Who knew rainbows would be the one thing to stick in their crawl?

Worse, that roll of rainbow tape canceled all the rainbow sweaters and pride week within the league.

Not to mention the biggest bigot of all.

Bastard had the money and the fame to rally all his fans who believed like him, to destroy something good in the league.

Every time we played against them, I swore I’d check him into the walls or midfield, just to prove a point.

He wasn’t shit, and he’d never be shit, either.

Felt good the few times I’d caught him. Laid him out clean, too.

After a while, though, I told some people who meant the most to me.

I’d prepared myself for the worst, even grabbed transfer papers and talked to my agent and manager about leaving Nashville if push came to shove.

Thankfully, it never did. Then it was like the clouds parted and being gay was okay.

My life expanded. I had fun. Went on dates.

Met new people in different industries. I thought I’d left my past behind and found a life I could be proud of.

Until it all came crashing down a week after my injury.

What did I get for it?

Absolutely nothing.

I had nothing to show for my dedication and perseverance, except TikTok speculations, accusations of being an abuser, and harassment from my ex.

Sure, I had rings and Man of The Matches.

A Gold medal and trophies galore, but none of that compared to having someone by my side.

A partner who welcomed me home after the worst game or the best game.
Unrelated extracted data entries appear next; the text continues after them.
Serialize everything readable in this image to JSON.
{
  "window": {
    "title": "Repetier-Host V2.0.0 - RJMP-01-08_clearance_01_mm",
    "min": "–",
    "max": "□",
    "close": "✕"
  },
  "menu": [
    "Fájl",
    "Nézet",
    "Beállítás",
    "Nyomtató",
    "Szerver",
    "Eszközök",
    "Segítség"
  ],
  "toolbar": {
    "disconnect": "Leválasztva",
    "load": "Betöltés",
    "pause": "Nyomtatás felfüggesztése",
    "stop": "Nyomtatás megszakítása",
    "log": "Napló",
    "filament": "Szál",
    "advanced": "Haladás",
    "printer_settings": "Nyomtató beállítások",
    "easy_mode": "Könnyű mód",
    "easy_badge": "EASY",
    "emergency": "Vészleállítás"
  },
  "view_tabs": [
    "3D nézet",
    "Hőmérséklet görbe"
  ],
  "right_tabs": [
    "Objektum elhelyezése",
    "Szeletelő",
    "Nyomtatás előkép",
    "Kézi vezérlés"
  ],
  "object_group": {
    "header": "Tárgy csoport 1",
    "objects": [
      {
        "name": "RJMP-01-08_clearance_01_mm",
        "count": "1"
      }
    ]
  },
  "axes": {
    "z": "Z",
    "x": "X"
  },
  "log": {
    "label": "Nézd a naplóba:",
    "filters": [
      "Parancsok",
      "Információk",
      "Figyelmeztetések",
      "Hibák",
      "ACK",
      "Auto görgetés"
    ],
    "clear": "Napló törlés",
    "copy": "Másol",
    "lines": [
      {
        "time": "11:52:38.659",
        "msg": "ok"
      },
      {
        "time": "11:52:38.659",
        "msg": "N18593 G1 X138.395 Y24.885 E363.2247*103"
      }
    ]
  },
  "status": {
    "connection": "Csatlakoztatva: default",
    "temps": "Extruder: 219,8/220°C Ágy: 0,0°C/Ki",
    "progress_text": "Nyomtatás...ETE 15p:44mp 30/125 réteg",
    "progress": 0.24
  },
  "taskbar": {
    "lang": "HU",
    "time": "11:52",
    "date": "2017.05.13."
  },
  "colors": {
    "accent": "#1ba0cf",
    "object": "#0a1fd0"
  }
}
If I’d learned anything about my pop star bestie and her football player fiancé, it was this, love made everything sweeter.

My Boom would too.

Yeah, right?

Who the fuck was I kidding? I couldn’t even tell the one person who meant the most to me how I felt about him.

I hid like a coward. For fuck’s sakes, I used his girlfriend as excuses for why I couldn’t tell Pope the truth, and now, here I stood, downing my fifth beer, feeling less than pathetic about myself.

Fuck, I needed to get laid, or shit faced—which I was well on the way toward.

Something to bring me out of my depressing memories.

I polished off the beer and ambled over to the bar to order something stiffer.

I’d have to tell July or December to schedule me an Uber later, so I could get home in one piece.

No way I wanted to stay at the compound.

Who knew what everyone would get up to? Plus, in a few hours, if I kept going, I’d be paying for mixing my alcohols.

“Whiskey, neat,” I said when the prospect manning the bar came over to me.

“I know you,” he said, a big grin on his face. “You’re Thomas number fifty-eight for the Thunderbirds . Now, with the Mountaineers .”

“In the flesh,” I said sarcastically. “You a fan?”

He nodded. “Yeah. I’ve been watching you for years.” He placed the cubed, old-fashioned glass in front of me. “Two fingers?”

“Better make it three. It’s been a long night,” I replied. “Suppose this isn’t the best way to meet a legend, huh?”

He laughed. “Something like that. But it’s cool. You’ve had a rough year. You’re allowed to fuck off for a while.”

I tipped the glass toward him in gratitude. “Appreciate it.”

I turned to face the group of people who gathered at the compound.

As much as Ireland rubbed me the wrong way, she seemed like a good person.

Same for with her brother. Downside, I couldn’t stop thinking about what she’d said or how quick she was to help me out.

I was used to that with Wes and our group of friends. New people, not so much.

I felt the presence behind me again before I saw him approach.

Instead of the nervous energy wriggling through me, I chose vague indifference.

It was easier that way. The sooner he figured out I wouldn’t be giving him the time of day, just like he’d done to me all those years ago, the better off we’d both be.